Teori materiil terbatas menjelaskan bahwa setiap perubahan dalam perundangundangan yang sesuai dengan perubahan perasaan (keyakinan) hukum pada pembuat undang-undang. Jadi tidak boleh diperhatikan suatu perubahan keadaan karena waktu.

a.3. Teori Materiil yang Tidak Terbatas.
Teori materiil yang tidak terbatas menjelaskan bahwa setiap perubahan undang-undang baik dalam perasaan hukum dari pembuat undang-undang maupun dalam keadaan karena waktu boleh diterima sebagai suatu perubahan dalam undang-undang menurut arti kata ketentuan Pasal 2 ayat (1).

b. Undang-undang yang diberlakukan pada tersangka, jika terjadi perubahan undang-undang.
Apabila terjadi perubahan undang-undang ketika tersangka sedang dalam proses penyidikan atau peradilan, maka undang-undang yang dipilih adalah undang-undang yang paling menguntungkan si tersangka, baik dari segi hukuman maupun segala sesuatu yang mempunyai pengaruh atas penilaian suatu delik. Semakin banyak unsur biasanya akan semakin menguntungkan terdakwa karena jaksa akan semakin kesulitan untuk melakukan pembuktian.

2. Pasal 44 KUH Pidana.
Ketentuan Pasal 44 KUH Pidana berkaitan dengan pelaku tindak pidana yang tidak mampu bertanggung jawab (di bawah pengampuan), di mana ketentuan Pasal 44 KUH Pidana menyebutkan bahwa :

(1) Barang siapa melakukan perbuatan yang tidak dapat dipertanggungkan kepadanya karena jiwanya cacat dalam pertumbuhan atau terganggu karena penyakit, tidak dipidana.
(2) Jika ternyata perbuatan itu tidak dapat dipertanggungkan kepada pelakunya karena pertumbuhan jiwanya cacat atau terganggu karena penyakit, maka hakim dapat memerintahkan supaya orang itu dimasukkan ke rumah sakit jiwa, paling lama satu tahun sebagai waktu percobaan.
(3) Ketentuan dalam ayat 2 hanya berlaku bagi Mahkamah Agung, Pengadilan Tinggi, dan Pengadilan Negeri.

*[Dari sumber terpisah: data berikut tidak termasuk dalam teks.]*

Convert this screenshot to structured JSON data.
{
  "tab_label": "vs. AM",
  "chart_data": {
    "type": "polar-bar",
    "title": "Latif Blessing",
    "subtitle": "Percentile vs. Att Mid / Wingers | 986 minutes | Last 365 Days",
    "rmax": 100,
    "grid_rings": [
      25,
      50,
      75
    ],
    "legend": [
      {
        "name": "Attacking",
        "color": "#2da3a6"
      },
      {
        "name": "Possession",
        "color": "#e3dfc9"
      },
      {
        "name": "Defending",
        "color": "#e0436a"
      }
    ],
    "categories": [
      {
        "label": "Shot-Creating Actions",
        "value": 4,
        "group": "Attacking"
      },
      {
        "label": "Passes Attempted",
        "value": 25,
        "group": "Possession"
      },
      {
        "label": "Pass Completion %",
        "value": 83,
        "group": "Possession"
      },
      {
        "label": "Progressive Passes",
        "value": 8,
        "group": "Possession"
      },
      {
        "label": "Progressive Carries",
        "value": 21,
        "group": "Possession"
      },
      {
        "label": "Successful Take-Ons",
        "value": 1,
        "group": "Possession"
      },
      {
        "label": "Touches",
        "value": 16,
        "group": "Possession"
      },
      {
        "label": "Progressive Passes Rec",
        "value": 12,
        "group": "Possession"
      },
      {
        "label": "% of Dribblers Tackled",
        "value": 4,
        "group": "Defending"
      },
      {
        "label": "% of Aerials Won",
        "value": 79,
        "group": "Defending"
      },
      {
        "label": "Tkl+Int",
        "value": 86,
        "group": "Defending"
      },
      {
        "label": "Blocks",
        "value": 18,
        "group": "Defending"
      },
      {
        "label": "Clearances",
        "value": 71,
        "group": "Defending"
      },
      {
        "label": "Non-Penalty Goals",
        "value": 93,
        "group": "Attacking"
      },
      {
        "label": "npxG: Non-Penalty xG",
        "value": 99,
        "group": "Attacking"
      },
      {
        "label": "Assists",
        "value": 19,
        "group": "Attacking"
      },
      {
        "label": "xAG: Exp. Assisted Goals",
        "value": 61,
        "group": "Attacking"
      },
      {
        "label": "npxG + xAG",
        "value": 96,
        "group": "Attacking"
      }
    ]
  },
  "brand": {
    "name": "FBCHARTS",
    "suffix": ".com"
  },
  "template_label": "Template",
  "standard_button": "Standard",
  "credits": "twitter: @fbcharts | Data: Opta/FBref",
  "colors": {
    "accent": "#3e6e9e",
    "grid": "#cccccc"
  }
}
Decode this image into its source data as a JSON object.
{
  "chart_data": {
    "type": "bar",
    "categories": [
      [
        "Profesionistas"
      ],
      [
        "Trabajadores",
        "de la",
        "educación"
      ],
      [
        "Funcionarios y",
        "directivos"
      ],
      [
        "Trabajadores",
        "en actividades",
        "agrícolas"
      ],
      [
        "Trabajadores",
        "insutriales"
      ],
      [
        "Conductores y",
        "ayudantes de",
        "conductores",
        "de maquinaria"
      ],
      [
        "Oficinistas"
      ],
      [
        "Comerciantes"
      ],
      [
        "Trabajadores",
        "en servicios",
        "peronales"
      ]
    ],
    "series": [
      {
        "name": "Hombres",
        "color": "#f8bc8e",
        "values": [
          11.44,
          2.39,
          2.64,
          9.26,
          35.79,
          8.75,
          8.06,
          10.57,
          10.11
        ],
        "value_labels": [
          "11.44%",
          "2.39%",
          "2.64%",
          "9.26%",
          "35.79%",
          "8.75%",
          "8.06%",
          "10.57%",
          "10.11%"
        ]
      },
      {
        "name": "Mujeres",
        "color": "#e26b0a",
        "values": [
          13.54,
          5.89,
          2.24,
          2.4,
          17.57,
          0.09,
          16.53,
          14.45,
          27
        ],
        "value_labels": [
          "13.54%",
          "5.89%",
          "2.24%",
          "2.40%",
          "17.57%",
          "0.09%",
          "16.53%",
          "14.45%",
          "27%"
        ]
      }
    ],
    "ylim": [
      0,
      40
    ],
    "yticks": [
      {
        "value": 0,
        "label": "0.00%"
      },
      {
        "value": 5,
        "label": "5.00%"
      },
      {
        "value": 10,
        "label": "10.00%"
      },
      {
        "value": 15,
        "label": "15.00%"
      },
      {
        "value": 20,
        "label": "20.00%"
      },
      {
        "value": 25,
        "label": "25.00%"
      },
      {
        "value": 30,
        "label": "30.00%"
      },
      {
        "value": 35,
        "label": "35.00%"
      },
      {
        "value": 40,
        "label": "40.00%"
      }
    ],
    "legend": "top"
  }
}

Ketentuan Pasal 44 KUH Pidana tersebut untuk menentukan apakah terdakwa saat melakukan tindakan pidana mampu bertanggung jawab atau tidak.

3. Pasal 45 KUH Pidana.
Ketentuan Pasal 45 KUH Pidana berkaitan dengan pelaku tindak pidana yang masih di bawah umur (belum dewasa), di mana ketentuan Pasal 45 KUH Pidana, menyebutkan bahwa :

Dalam hal penuntutan pidana terhadap orang yang belum dewasa karena melakukan suatu perbuatan sebelum umur enam belas tahun, hakim dapat menentukan: memerintahkan supaya yang bersalah dikembalikan kepada orang tuanya, walinya atau pemeliharanya, tanpa pidana apa pun; atau memerintahkan supaya yang bersalah diserahkan kepada pemerintah tanpa pidana apa pun, jika perbuatan merupakan kejahatan atau salah satu pelanggaran berdasar- kan pasal-pasal 489, 490, 492, 496, 497, 503 - 505, 514, 517 - 519, 526, 531, 532, 536, dan 540 serta belum lewat dua tahun sejak dinyatakan bersalah karena melakukan kejahatan atau salah satu pelanggaran tersebut di atas, dan putusannya telah menjadi tetap; atau menjatuhkan pidana kepada yang bersalah.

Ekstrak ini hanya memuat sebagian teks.